Le cinéaste Steven Spielberg renoue avec les récits d’extraterrestres avec « Disclosure Day », sorti en salles ce mercredi 10 juin 2026. Ce 37e long-métrage du réalisateur américain, coscénarisé avec David Koepp (scénariste de « Jurassic Park »), mêle aventure, thriller d’action et sous-texte politique autour de la question de la dissimulation d’une présence alien par les autorités.

Le film suit deux personnages principaux. Un lanceur d’alerte, interprété par le Britannique Josh O’Connor, tente de révéler au monde, au péril de sa vie, des preuves de l’existence extraterrestre jusqu’ici tenues secrètes par le gouvernement. Parallèlement, une présentatrice météo, jouée par Emily Blunt, développe des capacités étranges — parler plusieurs langues, lire dans les pensées, émettre des sons inintelligibles — après avoir aperçu un oiseau dans son appartement. Leur course contre la montre pour se faire entendre conduit à un « jour de la révélation » qui bouscule le système de croyances de l’humanité.
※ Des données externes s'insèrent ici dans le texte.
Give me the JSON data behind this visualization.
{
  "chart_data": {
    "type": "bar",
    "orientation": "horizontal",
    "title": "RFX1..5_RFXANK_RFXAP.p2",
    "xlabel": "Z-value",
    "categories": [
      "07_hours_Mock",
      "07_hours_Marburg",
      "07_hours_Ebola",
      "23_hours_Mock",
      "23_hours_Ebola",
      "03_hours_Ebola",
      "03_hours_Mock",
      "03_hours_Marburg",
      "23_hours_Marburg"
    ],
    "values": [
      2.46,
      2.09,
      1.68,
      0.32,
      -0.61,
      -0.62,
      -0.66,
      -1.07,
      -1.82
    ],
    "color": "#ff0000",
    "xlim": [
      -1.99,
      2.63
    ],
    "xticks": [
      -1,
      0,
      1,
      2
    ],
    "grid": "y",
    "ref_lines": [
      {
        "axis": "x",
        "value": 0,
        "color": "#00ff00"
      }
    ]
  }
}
Une obsession de longue date

Spielberg, qui fêtera ses 80 ans en fin d’année, explore depuis un demi-siècle le thème des visites extraterrestres. Après « Rencontres du troisième type » (1977), « E. T., l’extraterrestre » (1982) et « La Guerre des mondes » (2005), il revient à ce sujet avec une approche qu’il juge plus crépusculaire. L’idée du film lui serait venue en 2017 à la lecture d’un article du New York Times évoquant les programmes occultes du Pentagone sur les objets volants non identifiés. Cette actualité résonne avec la publication en mai dernier de documents gouvernementaux américains sur les ovnis, renforçant le sentiment de complot que le réalisateur exploite dans son récit.

Plusieurs sources soulignent que le cinéaste s’interroge sur la manière dont l’humanité réagirait si elle apprenait qu’elle n’est pas seule dans l’univers. Sa mise en scène, caractérisée par ce que certains appellent la « Spielberg Face » — un zoom avant sur le regard émerveillé ou effrayé d’un personnage avant de montrer l’objet de son émotion —, est de nouveau employée pour traduire la stupeur face à l’inconnu.

Un accueil partagé mais une ambition saluée

Les premières critiques, parues le jour de la sortie, sont contrastées. Certains voient dans « Disclosure Day » un blockbuster bouleversant, porté par la musique de John Williams et un casting solide incluant également Eve Hewson, Colin Firth et Colman Domingo. D’autres regrettent un récit trop bavard, prévisible, et des scènes d’action certes bien exécutées mais parfois peu crédibles. L’ensemble décrit néanmoins un film qui interroge le pouvoir des médias et des entreprises privées, tout en réunissant les thèmes chers à Spielberg : la famille, l’enfance et la force du collectif.

Une référence à l’une de ses premières œuvres, « Duel » (1971), est visible à travers un train percutant une voiture — clin d’œil à la filmographie du réalisateur. Plus largement, le film ancre son propos dans les angoisses contemporaines, certains commentateurs y voyant une influence du second mandat de Donald Trump et une réflexion sur les régimes autoritaires.

« Disclosure Day » est produit par Universal Pictures et Amblin Entertainment, la société fondée par Spielberg. Le long-métrage confirme, à quelques mois des 80 ans du cinéaste, sa fascination intacte pour « ce qui se passe dans le ciel la nuit », selon une expression qu’il aurait employée pour décrire son intérêt juvénile pour les phénomènes inexpliqués.